Quando poi sono in guerra sono in grado di mobilitare molte risorse e pertanto, solo durante il periodo di conflitto le spese militari aumentano enormemente. Nel 2023 l’Ucraina ha speso il 36% del suo PIL per la difesa.

Sulla base dei dati presentati l’affermazione che l’incremento delle spese militari porti inevitabilmente alla guerra non trova fondamento, anzi si potrebbe dire che i paesi che più spendono, in relazione all’esercito che possiedono sono quelli che sono più in pace.

Secondo. Attualmente tra le nazioni vi è un elevato squilibrio nella spesa militare. Gli USA detengono un poco inviabile primato, spendendo più del 3% del PIL, ma lo esige la loro dimensione “planetaria”. Se il presidente Trump vuole diminuire l’impegno finanziario vuol dire che intende rinunciare alla difesa USA di alcune aree geografiche più o meno estese.

Le nazioni della NATO, hanno speso nel 2020 1.1 miliardi di dollari. L’elaborazione dei dati non mi permette di stabilire quanto gli USA spendono per la difesa europea. Supponendo, in modo spannometrico, ma i militari lo sapranno bene, che gli USA spendono per l’Europa il 50 % della loro totale si ottiene ca. 350 milioni di dollari, dato non molto distante dai 340 milioni di dollari che spendono le nazioni NATO escludendo gli USA.

Molti commentatori hanno osservato che se gli USA pensano che i membri della NATO debbano spendere il 3% del PIL per la difesa, i finanziamenti dovrebbero aumentare di oltre 270 miliardi di dollari. Questo significherebbe per gli USA rinunciare alla propria leadership. Ma agli USA conviene veramente?

È molto probabile che non sia affatto necessario raddoppiare la spesa per armamenti ma razionalizzare quello che si sta facendo ovvero, essere in possesso di una struttura efficiente e flessibile in grado di dissuadere un eventuale aggressore. La NATO, USA esclusa, è in grado di dispiegare oltre 2,5 milioni di soldati, siamo proprio sicuri che ne siano necessari così tanti? A mio parere possono essere molti di meno ma meglio armati e meglio dislocati. Insomma si può fare meglio spendendo poco di più.

Terzo. La guerra Russo-Ucraina. Nel 2020, confrontando i dati della spesa militare della Russia con quelli dell’Ucraina, si sarebbe potuto concludere che l'Ucraina sarebbe stata rapidamente conquistata dalle truppe russe.
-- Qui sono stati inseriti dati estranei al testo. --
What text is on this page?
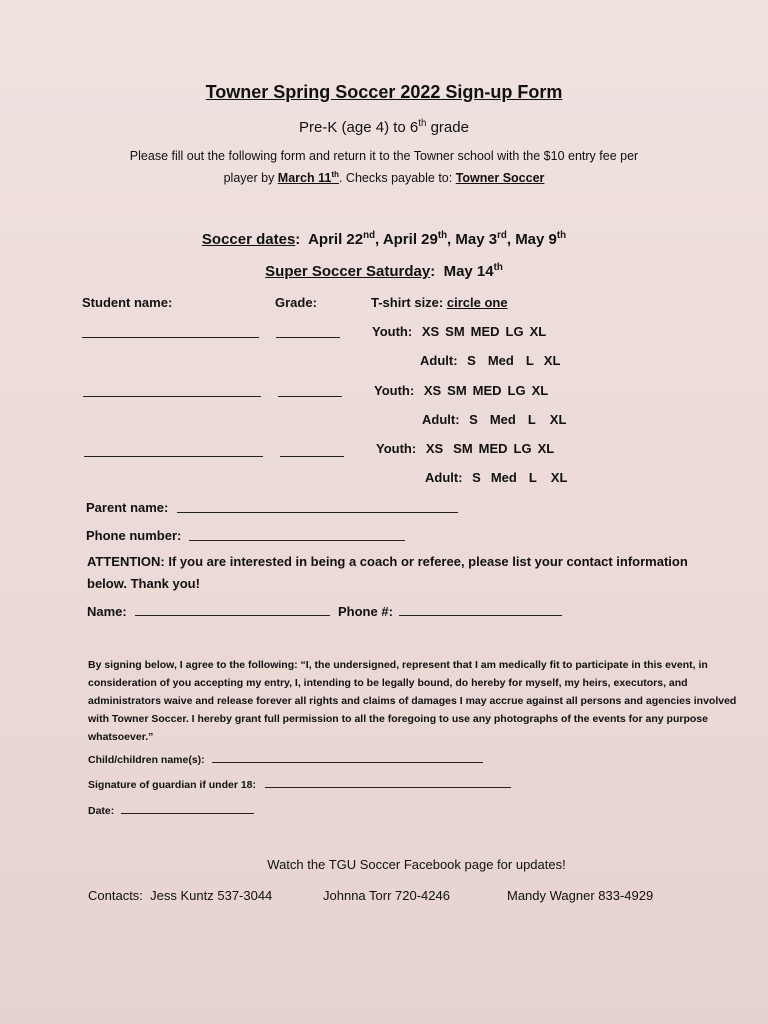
Towner Spring Soccer 2022 Sign-up Form
Pre-K (age 4) to 6th grade
Please fill out the following form and return it to the Towner school with the $10 entry fee per
player by March 11th. Checks payable to: Towner Soccer
Soccer dates:  April 22nd, April 29th, May 3rd, May 9th
Super Soccer Saturday:  May 14th
Student name:	Grade:	T-shirt size: circle one
Youth: XS SM MED LG XL
Adult: S Med L XL
Youth: XS SM MED LG XL
Adult: S Med L XL
Youth: XS SM MED LG XL
Adult: S Med L XL
Parent name:
Phone number:
ATTENTION: If you are interested in being a coach or referee, please list your contact information
below. Thank you!
Name:	Phone #:
By signing below, I agree to the following: “I, the undersigned, represent that I am medically fit to participate in this event, in consideration of you accepting my entry, I, intending to be legally bound, do hereby for myself, my heirs, executors, and administrators waive and release forever all rights and claims of damages I may accrue against all persons and agencies involved with Towner Soccer. I hereby grant full permission to all the foregoing to use any photographs of the events for any purpose whatsoever.”
Child/children name(s):
Signature of guardian if under 18:
Date:
Watch the TGU Soccer Facebook page for updates!
Contacts: Jess Kuntz 537-3044	Johnna Torr 720-4246	Mandy Wagner 833-4929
Tuttavia, la situazione si è evoluta in maniera differente. Sebbene il sostegno occidentale sia stato fondamentale per l'Ucraina, anche la preparazione militare interna ha giocato un ruolo cruciale nella resistenza ucraina che continua da oltre tre anni.

Dal punto di vista strategico-militare, la Russia ha incontrato difficoltà significative, nonostante la sua superiorità numerica in termini di forze armate. Nonostante l'impiego di tutte le risorse disponibili, esclusi gli ordigni nucleari, le conquiste militari sono state ottenute a un costo umano elevatissimo. Con un esercito di oltre 1,5 milioni di soldati, la Russia ha dovuto ricorrere all'impiego di soldati nordcoreani e alla liberazione di detenuti per integrare le proprie fila.

Questo conflitto ha dimostrato che la sola presenza di soldati non è sufficiente e che alcune armi leggere possono avere effetti devastanti in aree ristrette. Anche se è difficile stabilire l'effettiva condizione dell'esercito russo, è chiaro che lo sforzo economico necessario per sostenere questa guerra non è più a lungo sopportabile. Quando la guerra finirà, la Russia si ritroverà con un'economia compromessa. Putin ne è consapevole e per questo è determinato a ottenere significative conquiste territoriali a tutti i costi.


[1] I dati sulle spese militari del SIPRI derivano dalla definizione della NATO, che include tutte le spese correnti e in conto capitale per le forze armate.